There was a time in psychology, where the idea was that if we vented our anger, it would be cathartic. Punching pillows while screaming, couples being guided in therapy to hitting each other with foam noodles , a ‘timed’ argument where you could angrily vent everything that made you cross about the person in front of you. It was believed that anger needed to be expressed, and doing so would create a cathartic release. Does this actually work?
Anger is an emotion that elicits a physiological response; it releases hormones that will elevate our blood pressure and cause constriction in our digestive tract, causing arousal – in short, we are primed for a fight. Anger is also a very common and frequently felt response – think about how many times in a day we may feel frustrated or irritated at something or someone.
Dr. Carol Travis, a social psychologist, and author of the book “Anger, the Misunderstood Emotion,” has this to say about venting anger – “The venting out of anger doesn’t reduce it, it rehearses it. People who are most prone to give vent to their rage get angrier, not less angry.”
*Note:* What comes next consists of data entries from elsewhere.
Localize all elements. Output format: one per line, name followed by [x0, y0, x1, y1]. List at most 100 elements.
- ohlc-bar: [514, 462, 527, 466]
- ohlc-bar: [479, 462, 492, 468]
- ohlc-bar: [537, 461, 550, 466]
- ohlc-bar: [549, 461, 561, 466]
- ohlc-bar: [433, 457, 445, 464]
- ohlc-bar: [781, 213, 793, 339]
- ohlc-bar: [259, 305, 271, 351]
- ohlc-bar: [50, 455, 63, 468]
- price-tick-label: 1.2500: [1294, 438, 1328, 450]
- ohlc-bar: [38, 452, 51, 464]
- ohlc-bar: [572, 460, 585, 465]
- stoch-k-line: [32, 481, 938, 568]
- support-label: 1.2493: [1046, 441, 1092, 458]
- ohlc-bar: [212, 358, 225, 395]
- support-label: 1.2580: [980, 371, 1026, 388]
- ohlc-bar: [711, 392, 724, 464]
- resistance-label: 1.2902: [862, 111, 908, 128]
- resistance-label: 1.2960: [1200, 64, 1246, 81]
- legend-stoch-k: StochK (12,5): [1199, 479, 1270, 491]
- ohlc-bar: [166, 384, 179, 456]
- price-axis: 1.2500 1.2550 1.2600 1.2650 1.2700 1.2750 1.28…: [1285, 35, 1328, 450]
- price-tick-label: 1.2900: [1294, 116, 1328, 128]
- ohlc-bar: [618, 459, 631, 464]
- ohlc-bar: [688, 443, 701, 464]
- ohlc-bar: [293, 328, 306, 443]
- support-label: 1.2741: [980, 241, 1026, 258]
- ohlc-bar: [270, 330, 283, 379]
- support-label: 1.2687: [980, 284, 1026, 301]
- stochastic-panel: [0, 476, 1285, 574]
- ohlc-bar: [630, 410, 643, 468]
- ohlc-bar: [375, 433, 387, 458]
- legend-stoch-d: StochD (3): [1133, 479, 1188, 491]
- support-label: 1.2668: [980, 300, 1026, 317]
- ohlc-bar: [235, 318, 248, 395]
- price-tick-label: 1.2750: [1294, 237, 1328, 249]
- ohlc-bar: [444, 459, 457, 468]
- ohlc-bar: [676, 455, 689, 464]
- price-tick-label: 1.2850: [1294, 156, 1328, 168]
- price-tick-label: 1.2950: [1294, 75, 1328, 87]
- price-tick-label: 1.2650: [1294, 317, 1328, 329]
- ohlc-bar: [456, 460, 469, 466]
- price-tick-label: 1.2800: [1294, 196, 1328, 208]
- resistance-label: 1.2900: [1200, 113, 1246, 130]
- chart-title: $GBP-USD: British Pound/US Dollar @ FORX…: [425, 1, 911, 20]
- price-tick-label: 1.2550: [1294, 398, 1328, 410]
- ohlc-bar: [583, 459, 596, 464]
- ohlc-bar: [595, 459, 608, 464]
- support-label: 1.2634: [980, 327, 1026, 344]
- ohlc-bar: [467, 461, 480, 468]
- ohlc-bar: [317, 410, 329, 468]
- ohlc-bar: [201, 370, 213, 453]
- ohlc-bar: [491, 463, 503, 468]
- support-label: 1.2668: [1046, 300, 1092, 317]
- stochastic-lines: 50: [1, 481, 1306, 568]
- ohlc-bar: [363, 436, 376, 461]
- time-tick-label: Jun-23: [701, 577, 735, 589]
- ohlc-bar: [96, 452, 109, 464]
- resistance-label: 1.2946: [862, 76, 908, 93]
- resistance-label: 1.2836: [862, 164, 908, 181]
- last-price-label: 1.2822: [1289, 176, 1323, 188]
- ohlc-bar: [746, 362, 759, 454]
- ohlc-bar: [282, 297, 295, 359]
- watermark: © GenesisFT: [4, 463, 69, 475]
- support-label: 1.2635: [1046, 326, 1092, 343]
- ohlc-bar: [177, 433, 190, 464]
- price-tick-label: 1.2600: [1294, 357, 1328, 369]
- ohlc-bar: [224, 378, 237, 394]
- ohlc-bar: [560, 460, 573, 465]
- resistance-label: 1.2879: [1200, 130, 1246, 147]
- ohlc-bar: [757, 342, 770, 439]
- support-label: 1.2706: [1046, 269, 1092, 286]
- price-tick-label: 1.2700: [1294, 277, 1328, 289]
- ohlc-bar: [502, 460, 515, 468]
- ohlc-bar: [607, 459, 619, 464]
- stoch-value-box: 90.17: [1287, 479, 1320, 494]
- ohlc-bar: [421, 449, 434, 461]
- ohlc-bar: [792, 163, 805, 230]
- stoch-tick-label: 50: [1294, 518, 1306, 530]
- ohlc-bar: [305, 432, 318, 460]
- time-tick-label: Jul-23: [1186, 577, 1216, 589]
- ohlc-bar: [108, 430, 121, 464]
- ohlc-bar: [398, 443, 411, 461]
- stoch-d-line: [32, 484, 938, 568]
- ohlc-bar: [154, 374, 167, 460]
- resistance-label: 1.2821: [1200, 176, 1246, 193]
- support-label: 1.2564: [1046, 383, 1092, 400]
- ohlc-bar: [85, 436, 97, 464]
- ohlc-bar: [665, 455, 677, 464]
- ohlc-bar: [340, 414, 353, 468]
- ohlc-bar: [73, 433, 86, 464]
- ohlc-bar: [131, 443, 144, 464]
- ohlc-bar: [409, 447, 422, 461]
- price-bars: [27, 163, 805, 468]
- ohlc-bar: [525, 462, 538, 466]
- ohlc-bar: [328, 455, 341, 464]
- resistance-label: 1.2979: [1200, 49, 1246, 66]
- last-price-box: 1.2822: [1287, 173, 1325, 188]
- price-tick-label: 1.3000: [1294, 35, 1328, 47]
When we are venting anger, we are automatically eliciting an angry response in the other person; this will lead to an escalation of anger, not a release. We are much better served to keep our anger in check; to recognize when it is rising and to take a time out in order to process it. Taking a few deep breaths and asking ourselves how we best want to deal with this situation will do more for processing the anger than attempting to vent it.